As a sample of the comprehensive 73-page EMIS report, the summary by Local Government Education shows that of the 44 local government areas of Kano state, the first in alphabetical order, Ajingi, has 80 schools, 12,940 male enrolment and 7,733 female enrolment, making 20,673 total enrolment against 14,183 of previous year (2003/2004). The tabular data also shows that the schools in Ajingi LGEA had 47 qualified teachers, 421 unqualified teachers, 95 non-teaching staff and so on.

 

A beauty of the EMIS strategy is that a single table which accommodates this bits of information highlighted above and more not mentioned here, as well as the equivalent bit of information on the remaining 43 Local Government Areas is drawn on only two pages, a summary that, if written in sentences and paragraphs, would take several pages and would be boring to read.
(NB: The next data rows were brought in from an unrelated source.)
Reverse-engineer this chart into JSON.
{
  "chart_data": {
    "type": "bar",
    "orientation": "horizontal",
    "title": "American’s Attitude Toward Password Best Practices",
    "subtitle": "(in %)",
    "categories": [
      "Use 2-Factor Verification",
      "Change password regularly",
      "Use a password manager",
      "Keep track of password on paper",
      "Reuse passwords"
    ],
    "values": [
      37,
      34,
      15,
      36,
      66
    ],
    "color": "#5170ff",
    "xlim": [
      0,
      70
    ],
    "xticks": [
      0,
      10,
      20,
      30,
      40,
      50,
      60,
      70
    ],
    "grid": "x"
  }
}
In other words, the details captured in the 73-page EMIS designed report would most likely take 73 x 5 or more pages of essay type summary presentation and will be far more difficult to grasp than the EMIS model.

 

More significant, perhaps, is the pains that must have gone into gathering the copious data presented in the 2005 summary report, a mine of information, as you may call the report.

 

Developers of the Kano EMIS intends that “very soon, all decisions concerning schools, pupils, and general education activities are going to be based on EMIS reports”, a process they believe “will go far in improving primary education in Kano State”. Thus, putting Kano on the same pedestal with Lagos in terms of educational development, as observed by the Adelaja-led team that were specifically sent to understudy the Kano EMIS project, for a probable duplication by their own version of SUBEB.

 

Indabawa, a public affairs analyst, wrote in from Kano.